Find the volume of the parallelepiped having u = 3i - 5j + k , v= 2j and w= 3i + j + k as adjacent edges.
the volume is just |u•v×w|
That's pretty straightforward. What do you get?
To find the volume of a parallelepiped, we can use the scalar triple product of the vectors representing its adjacent edges.
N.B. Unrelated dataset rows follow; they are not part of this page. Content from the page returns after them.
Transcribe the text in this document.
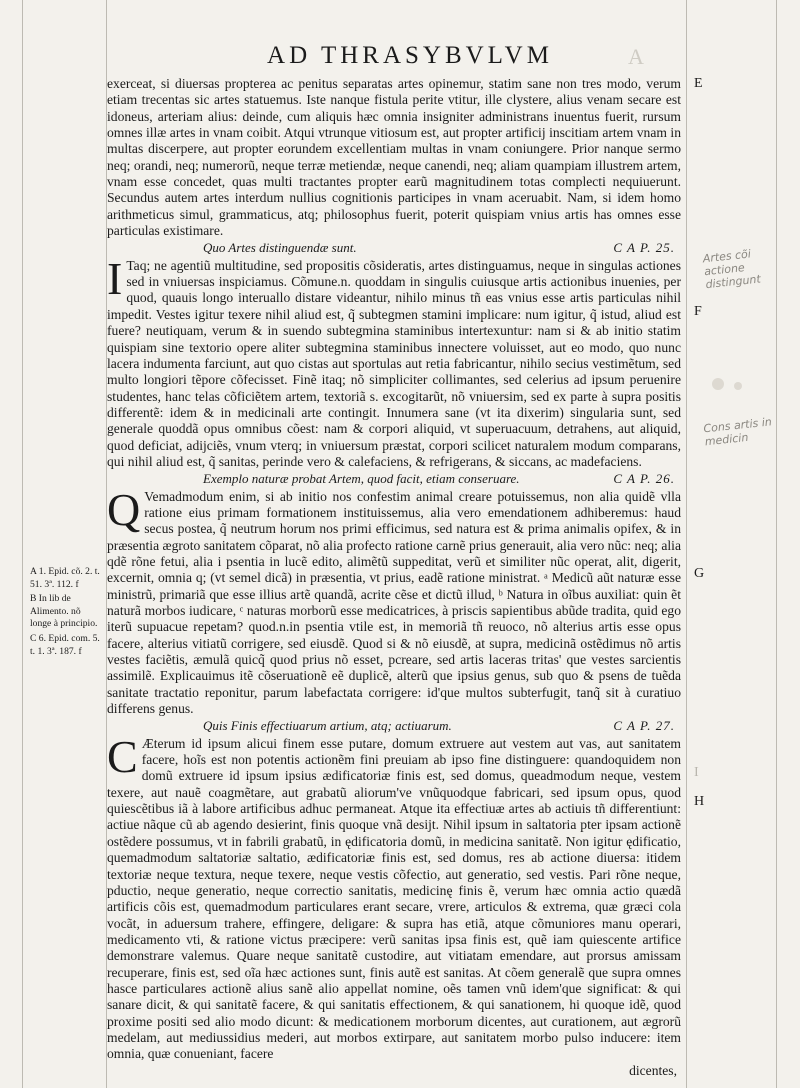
AD THRASYBVLVM	A

exerceat, si diuersas propterea ac penitus separatas artes opinemur, statim sane non tres modo, verum etiam trecentas sic artes statuemus. Iste nanque fistula perite vtitur, ille clystere, alius venam secare est idoneus, arteriam alius: deinde, cum aliquis hæc omnia insigniter administrans inuentus fuerit, rursum omnes illæ artes in vnam coibit. Atqui vtrunque vitiosum est, aut propter artificij inscitiam artem vnam in multas discerpere, aut propter eorundem excellentiam multas in vnam coniungere. Prior nanque sermo neq; orandi, neq; numerorũ, neque terræ metiendæ, neque canendi, neq; aliam quampiam illustrem artem, vnam esse concedet, quas multi tractantes propter earũ magnitudinem totas complecti nequiuerunt. Secundus autem artes interdum nullius cognitionis participes in vnam aceruabit. Nam, si idem homo arithmeticus simul, grammaticus, atq; philosophus fuerit, poterit quispiam vnius artis has omnes esse particulas existimare.

Quo Artes distinguendæ sunt.	C A P. 25.

I Taq; ne agentiũ multitudine, sed propositis cõsideratis, artes distinguamus, neque in singulas actiones sed in vniuersas inspiciamus. Cõmune.n. quoddam in singulis cuiusque artis actionibus inuenies, per quod, quauis longo interuallo distare videantur, nihilo minus tñ eas vnius esse artis particulas nihil impedit. Vestes igitur texere nihil aliud est, q̃ subtegmen stamini implicare: num igitur, q̃ istud, aliud est fuere? neutiquam, verum & in suendo subtegmina staminibus intertexuntur: nam si & ab initio statim quispiam sine textorio opere aliter subtegmina staminibus innectere voluisset, aut eo modo, quo nunc lacera indumenta farciunt, aut quo cistas aut sportulas aut retia fabricantur, nihilo secius vestimẽtum, sed multo longiori tẽpore cõfecisset. Finẽ itaq; nõ simpliciter collimantes, sed celerius ad ipsum peruenire studentes, hanc telas cõficiẽtem artem, textoriã s. excogitarũt, nõ vniuersim, sed ex parte à supra positis differentẽ: idem & in medicinali arte contingit. Innumera sane (vt ita dixerim) singularia sunt, sed generale quoddã opus omnibus cõest: nam & corpori aliquid, vt superuacuum, detrahens, aut aliquid, quod deficiat, adijciẽs, vnum vterq; in vniuersum præstat, corpori scilicet naturalem modum comparans, qui nihil aliud est, q̃ sanitas, perinde vero & calefaciens, & refrigerans, & siccans, ac madefaciens.

Exemplo naturæ probat Artem, quod facit, etiam conseruare.	C A P. 26.

Q Vemadmodum enim, si ab initio nos confestim animal creare potuissemus, non alia quidẽ vlla ratione eius primam formationem instituissemus, alia vero emendationem adhiberemus: haud secus postea, q̃ neutrum horum nos primi efficimus, sed natura est & prima animalis opifex, & in præsentia ægroto sanitatem cõparat, nõ alia profecto ratione carnẽ prius generauit, alia vero nũc: neq; alia qdẽ rõne fetui, alia i psentia in lucẽ edito, alimẽtũ suppeditat, verũ et similiter nũc operat, alit, digerit, excernit, omnia q; (vt semel dicã) in præsentia, vt prius, eadẽ ratione ministrat. ᵃ Medicũ aũt naturæ esse ministrũ, primariã que esse illius artẽ quandã, acrite cẽse et dictũ illud, ᵇ Natura in oĩbus auxiliat: quin ẽt naturã morbos iudicare, ᶜ naturas morborũ esse medicatrices, à priscis sapientibus abũde tradita, quid ego iterũ supuacue repetam? quod.n.in psentia vtile est, in memoriã tñ reuoco, nõ alterius artis esse opus facere, alterius vitiatũ corrigere, sed eiusdẽ. Quod si & nõ eiusdẽ, at supra, medicinã ostẽdimus nõ artis vestes faciẽtis, æmulã quicq̃ quod prius nõ esset, pcreare, sed artis laceras tritas' que vestes sarcientis assimilẽ. Explicauimus itẽ cõseruationẽ eẽ duplicẽ, alterũ que ipsius genus, sub quo & psens de tuẽda sanitate tractatio reponitur, parum labefactata corrigere: id'que multos subterfugit, tanq̃ sit à curatiuo differens genus.

Quis Finis effectiuarum artium, atq; actiuarum.	C A P. 27.

C Æterum id ipsum alicui finem esse putare, domum extruere aut vestem aut vas, aut sanitatem facere, hoĩs est non potentis actionẽm fini preuiam ab ipso fine distinguere: quandoquidem non domũ extruere id ipsum ipsius ædificatoriæ finis est, sed domus, queadmodum neque, vestem texere, aut nauẽ coagmẽtare, aut grabatũ aliorum've vnũquodque fabricari, sed ipsum opus, quod quiescẽtibus iã à labore artificibus adhuc permaneat. Atque ita effectiuæ artes ab actiuis tñ differentiunt: actiue nãque cũ ab agendo desierint, finis quoque vnã desijt. Nihil ipsum in saltatoria pter ipsam actionẽ ostẽdere possumus, vt in fabrili grabatũ, in ędificatoria domũ, in medicina sanitatẽ. Non igitur ędificatio, quemadmodum saltatoriæ saltatio, ædificatoriæ finis est, sed domus, res ab actione diuersa: itidem textoriæ neque textura, neque texere, neque vestis cõfectio, aut generatio, sed vestis. Pari rõne neque, pductio, neque generatio, neque correctio sanitatis, medicinę finis ẽ, verum hæc omnia actio quædã artificis cõis est, quemadmodum particulares erant secare, vrere, articulos & extrema, quæ græci cola vocãt, in aduersum trahere, effingere, deligare: & supra has etiã, atque cõmuniores manu operari, medicamento vti, & ratione victus præcipere: verũ sanitas ipsa finis est, quẽ iam quiescente artifice demonstrare valemus. Quare neque sanitatẽ custodire, aut vitiatam emendare, aut prorsus amissam recuperare, finis est, sed oĩa hæc actiones sunt, finis autẽ est sanitas. At cõem generalẽ que supra omnes hasce particulares actionẽ alius sanẽ alio appellat nomine, oẽs tamen vnũ idem'que significat: & qui sanare dicit, & qui sanitatẽ facere, & qui sanitatis effectionem, & qui sanationem, hi quoque idẽ, quod proxime positi sed alio modo dicunt: & medicationem morborum dicentes, aut curationem, aut ægrorũ medelam, aut mediussidius mederi, aut morbos extirpare, aut sanitatem morbo pulso inducere: item omnia, quæ conueniant, facere

dicentes,
E
F
G
H
I

A 1. Epid. cõ. 2. t. 51. 3ª. 112. f

B In lib de Alimento. nõ longe à principio.

C 6. Epid. com. 5. t. 1. 3ª. 187. f

Artes cõi actione distingunt
Cons artis in medicin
The scalar triple product is given by:
V = u · (v × w)
First, let's find the cross product of v and w:
v × w = (2j) × (3i + j + k)
= 2j × 3i + 2j × j + 2j × k
= 6ij + 0 + 2kj
= 6ij + 2kj
Next, let's find the dot product of u and the cross product of v and w:
u · (v × w) = (3i - 5j + k) · (6ij + 2kj)
= 3(6i · i) + (-5j · 6ij) + (k · 2kj)
= 18i · i - 30ij · j + k · 2k
= 18i · i - 30 + 2k · k
= 18(1) - 30 + 2(1)
= 18 - 30 + 2
= -10
Therefore, the volume of the parallelepiped is -10 cubic units.
To find the volume of a parallelepiped, you can use the scalar triple product of the vectors representing the adjacent edges.
First, let's calculate the scalar triple product. The scalar triple product of three vectors u, v, and w is given by the dot product of the vector u with the cross product of vectors v and w:
Scalar triple product (u · (v × w))
To calculate the cross product of vectors v and w, perform the following calculations:
v × w = (2j) × (3i + j + k)
= (2j × 3i) + (2j × j) + (2j × k)
= 6(i × j) + 0 + 2j × k
Now, let's calculate i × j:
i × j = k
Substituting the cross products back into the equation:
v × w = 6k + 0 + 2j × k
= 6k + 0 + 2(-i)
= -2i + 6k
Thus,
u · (v × w) = (3i - 5j + k) · (-2i + 6k)
= -6(i · i) + 18(k · i) - 10(j · i) + 3(i · k) - 15(j · k) + 5(k · k)
= -6(1) + 18(0) - 10(0) + 3(0) - 15(0) + 5(1)
= -6 + 5
= -1
The volume of the parallelepiped is the absolute value of the scalar triple product.
Volume of parallelepiped = |u · (v × w)|
= |-1|
= 1
Therefore, the volume of the parallelepiped is 1.